In pure numbers, if Germany does nothing....they'd easily find themselves missing 16-million workers by 2060. It's a situation that industry and finance cannot allow to happen.
Harsh reality? More or less. But here's the thing....when they say 260,000 migrant workers....they aren't talking about family members....they are talking about 260,000 actual workers. So the real math here would mean at least 400,000 a year (wives, husbands, kids) need to be on some entry path.
Added to this, they aren't saying they want 260,000 burger-flippers, or cleaning ladies. The hype here should be individuals with work skills, university time, and craftsmanship talents....that can easily fit into the workplace within a year or two.

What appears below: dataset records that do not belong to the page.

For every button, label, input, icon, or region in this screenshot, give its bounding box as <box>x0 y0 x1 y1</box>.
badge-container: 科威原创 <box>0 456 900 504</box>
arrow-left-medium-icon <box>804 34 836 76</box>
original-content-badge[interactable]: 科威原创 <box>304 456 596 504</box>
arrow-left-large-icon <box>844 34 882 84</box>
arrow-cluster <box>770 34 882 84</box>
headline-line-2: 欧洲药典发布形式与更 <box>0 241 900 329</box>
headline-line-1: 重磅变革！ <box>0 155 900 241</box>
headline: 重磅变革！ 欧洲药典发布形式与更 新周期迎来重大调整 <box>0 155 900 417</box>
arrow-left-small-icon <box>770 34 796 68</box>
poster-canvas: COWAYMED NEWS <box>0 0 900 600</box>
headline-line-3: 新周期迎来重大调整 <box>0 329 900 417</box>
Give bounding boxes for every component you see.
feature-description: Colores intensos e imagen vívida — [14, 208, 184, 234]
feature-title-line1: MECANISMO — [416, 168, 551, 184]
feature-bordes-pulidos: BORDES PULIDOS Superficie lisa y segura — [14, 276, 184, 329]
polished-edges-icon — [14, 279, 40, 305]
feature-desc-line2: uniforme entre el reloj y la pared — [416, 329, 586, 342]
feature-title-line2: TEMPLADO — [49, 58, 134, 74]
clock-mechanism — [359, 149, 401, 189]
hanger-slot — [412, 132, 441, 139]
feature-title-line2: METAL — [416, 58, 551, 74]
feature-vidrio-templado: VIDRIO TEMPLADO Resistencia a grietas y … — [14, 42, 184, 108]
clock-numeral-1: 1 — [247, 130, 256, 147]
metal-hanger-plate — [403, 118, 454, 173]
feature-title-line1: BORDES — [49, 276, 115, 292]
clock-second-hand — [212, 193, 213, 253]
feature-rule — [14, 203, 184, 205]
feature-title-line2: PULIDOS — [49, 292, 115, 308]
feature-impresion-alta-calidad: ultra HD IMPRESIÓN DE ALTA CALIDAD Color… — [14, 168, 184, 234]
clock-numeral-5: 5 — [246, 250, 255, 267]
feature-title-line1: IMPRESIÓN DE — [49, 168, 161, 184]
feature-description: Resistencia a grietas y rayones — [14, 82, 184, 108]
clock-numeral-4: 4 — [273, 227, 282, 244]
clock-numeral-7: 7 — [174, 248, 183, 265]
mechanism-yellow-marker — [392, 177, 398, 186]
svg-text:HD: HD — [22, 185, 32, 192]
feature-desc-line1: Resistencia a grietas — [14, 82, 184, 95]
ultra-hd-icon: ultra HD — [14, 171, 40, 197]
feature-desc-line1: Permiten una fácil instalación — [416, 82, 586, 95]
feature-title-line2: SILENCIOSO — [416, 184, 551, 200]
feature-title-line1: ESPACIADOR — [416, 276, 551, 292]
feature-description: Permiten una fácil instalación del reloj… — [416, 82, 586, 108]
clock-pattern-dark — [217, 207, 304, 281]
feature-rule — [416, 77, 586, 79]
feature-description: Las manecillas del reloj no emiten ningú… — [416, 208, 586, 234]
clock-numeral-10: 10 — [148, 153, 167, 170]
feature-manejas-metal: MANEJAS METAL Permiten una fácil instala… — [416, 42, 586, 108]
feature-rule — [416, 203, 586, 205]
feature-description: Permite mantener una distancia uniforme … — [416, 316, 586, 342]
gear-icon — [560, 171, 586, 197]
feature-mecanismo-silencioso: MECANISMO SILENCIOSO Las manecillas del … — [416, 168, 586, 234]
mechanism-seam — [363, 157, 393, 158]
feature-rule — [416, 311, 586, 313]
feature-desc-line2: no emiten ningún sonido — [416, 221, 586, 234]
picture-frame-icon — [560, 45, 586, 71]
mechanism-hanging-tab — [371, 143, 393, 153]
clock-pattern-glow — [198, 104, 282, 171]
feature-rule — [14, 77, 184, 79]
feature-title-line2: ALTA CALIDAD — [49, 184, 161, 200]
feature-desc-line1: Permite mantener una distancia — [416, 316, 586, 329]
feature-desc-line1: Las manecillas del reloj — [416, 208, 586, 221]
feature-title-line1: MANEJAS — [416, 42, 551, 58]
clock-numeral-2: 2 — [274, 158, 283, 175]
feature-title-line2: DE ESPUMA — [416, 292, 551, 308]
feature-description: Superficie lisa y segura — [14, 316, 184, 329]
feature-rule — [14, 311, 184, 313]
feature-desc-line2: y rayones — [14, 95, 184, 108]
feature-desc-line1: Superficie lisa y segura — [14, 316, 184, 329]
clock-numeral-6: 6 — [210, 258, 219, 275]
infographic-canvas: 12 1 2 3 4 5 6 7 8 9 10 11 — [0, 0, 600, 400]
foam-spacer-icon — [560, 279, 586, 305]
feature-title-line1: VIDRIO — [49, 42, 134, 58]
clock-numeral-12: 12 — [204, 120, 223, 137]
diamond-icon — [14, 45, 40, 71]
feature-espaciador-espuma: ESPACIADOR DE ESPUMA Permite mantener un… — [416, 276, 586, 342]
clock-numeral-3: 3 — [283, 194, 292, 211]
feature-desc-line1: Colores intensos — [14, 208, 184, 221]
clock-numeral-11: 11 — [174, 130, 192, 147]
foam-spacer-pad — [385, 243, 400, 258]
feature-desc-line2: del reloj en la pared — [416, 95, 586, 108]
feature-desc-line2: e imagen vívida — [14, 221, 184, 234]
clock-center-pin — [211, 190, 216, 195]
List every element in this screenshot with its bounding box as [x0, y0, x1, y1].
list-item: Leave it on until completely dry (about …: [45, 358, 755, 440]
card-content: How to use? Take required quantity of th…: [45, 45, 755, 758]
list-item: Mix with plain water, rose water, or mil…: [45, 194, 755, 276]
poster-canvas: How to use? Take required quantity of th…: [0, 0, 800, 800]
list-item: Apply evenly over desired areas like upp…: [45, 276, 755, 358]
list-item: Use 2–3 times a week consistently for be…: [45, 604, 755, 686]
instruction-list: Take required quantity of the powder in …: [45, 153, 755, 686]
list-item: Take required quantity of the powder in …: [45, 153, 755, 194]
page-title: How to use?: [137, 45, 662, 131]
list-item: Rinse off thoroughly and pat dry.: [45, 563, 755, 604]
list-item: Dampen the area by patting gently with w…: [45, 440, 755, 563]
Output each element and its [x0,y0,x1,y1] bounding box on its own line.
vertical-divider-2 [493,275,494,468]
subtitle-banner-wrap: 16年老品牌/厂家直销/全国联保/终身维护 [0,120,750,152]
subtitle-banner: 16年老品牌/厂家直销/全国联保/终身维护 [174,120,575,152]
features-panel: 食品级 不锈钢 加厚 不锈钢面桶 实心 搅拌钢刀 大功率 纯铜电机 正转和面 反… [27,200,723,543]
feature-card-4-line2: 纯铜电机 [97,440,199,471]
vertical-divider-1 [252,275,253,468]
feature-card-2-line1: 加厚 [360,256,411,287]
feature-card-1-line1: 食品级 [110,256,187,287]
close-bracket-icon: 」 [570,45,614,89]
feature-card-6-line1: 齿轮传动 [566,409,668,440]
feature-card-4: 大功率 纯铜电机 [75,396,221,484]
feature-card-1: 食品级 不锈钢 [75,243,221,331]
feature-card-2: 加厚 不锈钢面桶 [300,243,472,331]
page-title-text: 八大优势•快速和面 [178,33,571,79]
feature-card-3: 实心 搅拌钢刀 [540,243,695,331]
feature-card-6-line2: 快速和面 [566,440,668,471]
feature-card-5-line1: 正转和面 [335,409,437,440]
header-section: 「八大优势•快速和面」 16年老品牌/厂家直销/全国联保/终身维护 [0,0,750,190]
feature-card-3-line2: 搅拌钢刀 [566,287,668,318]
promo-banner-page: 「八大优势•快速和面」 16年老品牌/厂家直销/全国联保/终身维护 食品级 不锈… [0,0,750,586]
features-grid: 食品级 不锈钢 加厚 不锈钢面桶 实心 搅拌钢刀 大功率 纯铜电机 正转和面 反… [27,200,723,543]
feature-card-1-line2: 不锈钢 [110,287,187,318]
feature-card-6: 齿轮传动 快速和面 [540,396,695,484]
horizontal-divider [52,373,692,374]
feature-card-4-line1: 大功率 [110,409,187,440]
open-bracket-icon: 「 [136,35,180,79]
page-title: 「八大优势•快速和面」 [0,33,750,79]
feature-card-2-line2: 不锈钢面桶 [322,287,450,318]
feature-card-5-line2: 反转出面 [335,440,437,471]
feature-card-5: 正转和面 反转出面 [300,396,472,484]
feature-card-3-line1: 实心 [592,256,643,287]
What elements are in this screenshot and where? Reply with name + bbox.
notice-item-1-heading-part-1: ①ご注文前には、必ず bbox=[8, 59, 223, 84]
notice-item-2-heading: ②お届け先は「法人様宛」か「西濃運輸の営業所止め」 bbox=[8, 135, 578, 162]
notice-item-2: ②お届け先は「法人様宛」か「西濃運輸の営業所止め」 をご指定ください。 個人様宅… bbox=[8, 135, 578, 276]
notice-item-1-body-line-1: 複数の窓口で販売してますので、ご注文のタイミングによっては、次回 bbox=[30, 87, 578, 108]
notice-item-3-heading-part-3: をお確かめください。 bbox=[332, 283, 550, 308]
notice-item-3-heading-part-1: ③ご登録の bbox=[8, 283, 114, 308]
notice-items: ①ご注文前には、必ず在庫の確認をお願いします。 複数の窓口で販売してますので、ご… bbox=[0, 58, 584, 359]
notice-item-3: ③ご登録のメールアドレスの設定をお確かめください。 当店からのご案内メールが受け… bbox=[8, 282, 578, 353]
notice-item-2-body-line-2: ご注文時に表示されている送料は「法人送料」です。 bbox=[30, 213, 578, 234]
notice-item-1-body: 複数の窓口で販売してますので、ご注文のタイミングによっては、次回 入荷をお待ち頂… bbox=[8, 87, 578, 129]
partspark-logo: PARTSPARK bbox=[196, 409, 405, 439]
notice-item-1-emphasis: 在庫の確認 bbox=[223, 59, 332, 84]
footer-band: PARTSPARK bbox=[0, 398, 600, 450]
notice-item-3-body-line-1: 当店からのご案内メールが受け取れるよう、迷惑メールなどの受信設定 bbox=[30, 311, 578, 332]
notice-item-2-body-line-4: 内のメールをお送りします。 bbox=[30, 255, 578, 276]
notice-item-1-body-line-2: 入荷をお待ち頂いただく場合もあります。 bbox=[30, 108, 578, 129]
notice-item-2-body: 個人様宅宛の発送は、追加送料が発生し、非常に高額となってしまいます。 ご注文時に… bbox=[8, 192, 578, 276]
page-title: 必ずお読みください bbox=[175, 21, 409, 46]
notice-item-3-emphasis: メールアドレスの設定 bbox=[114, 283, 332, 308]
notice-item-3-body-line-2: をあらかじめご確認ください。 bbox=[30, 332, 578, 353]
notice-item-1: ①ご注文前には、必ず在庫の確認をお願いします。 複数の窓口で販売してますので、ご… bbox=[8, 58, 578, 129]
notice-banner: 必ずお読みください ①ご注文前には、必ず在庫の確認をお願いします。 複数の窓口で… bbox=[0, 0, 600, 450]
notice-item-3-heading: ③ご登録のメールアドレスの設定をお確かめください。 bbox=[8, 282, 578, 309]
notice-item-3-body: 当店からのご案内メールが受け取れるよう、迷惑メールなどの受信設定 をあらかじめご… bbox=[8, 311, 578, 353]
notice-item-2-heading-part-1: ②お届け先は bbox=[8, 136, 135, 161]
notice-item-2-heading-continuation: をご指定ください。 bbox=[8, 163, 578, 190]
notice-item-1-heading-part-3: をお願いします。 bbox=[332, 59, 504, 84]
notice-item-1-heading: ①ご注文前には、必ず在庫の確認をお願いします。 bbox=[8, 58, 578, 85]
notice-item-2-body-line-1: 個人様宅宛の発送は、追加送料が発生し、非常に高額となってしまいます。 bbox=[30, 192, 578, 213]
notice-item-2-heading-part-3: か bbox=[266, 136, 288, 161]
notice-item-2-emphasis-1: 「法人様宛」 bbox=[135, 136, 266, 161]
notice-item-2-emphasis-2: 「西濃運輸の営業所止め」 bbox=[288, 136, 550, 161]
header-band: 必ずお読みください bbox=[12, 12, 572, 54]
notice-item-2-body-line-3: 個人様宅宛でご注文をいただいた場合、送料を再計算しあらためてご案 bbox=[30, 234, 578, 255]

A real plan to 'recruit'? No. There is no such plan. That's the humorous part of the German 'open-door' policy.....you could easily end up with fifty-percent of the incoming crowd having no more than basic skills to run a apple-cart, or stocking shelves, or flipping burgers. So you end up with 'problem-children' who trigger increased public safety concerns, more policing actions, and welfare supplements going on for years for an individual without real work talents.
But there is this other odd part to the idea of 260,000 folks coming in each year.....they'd mostly center around the top fifty metropolitan areas of the country (where jobs lie), while rural areas would be depopulated even more. It's a curious scenario, with no real solution.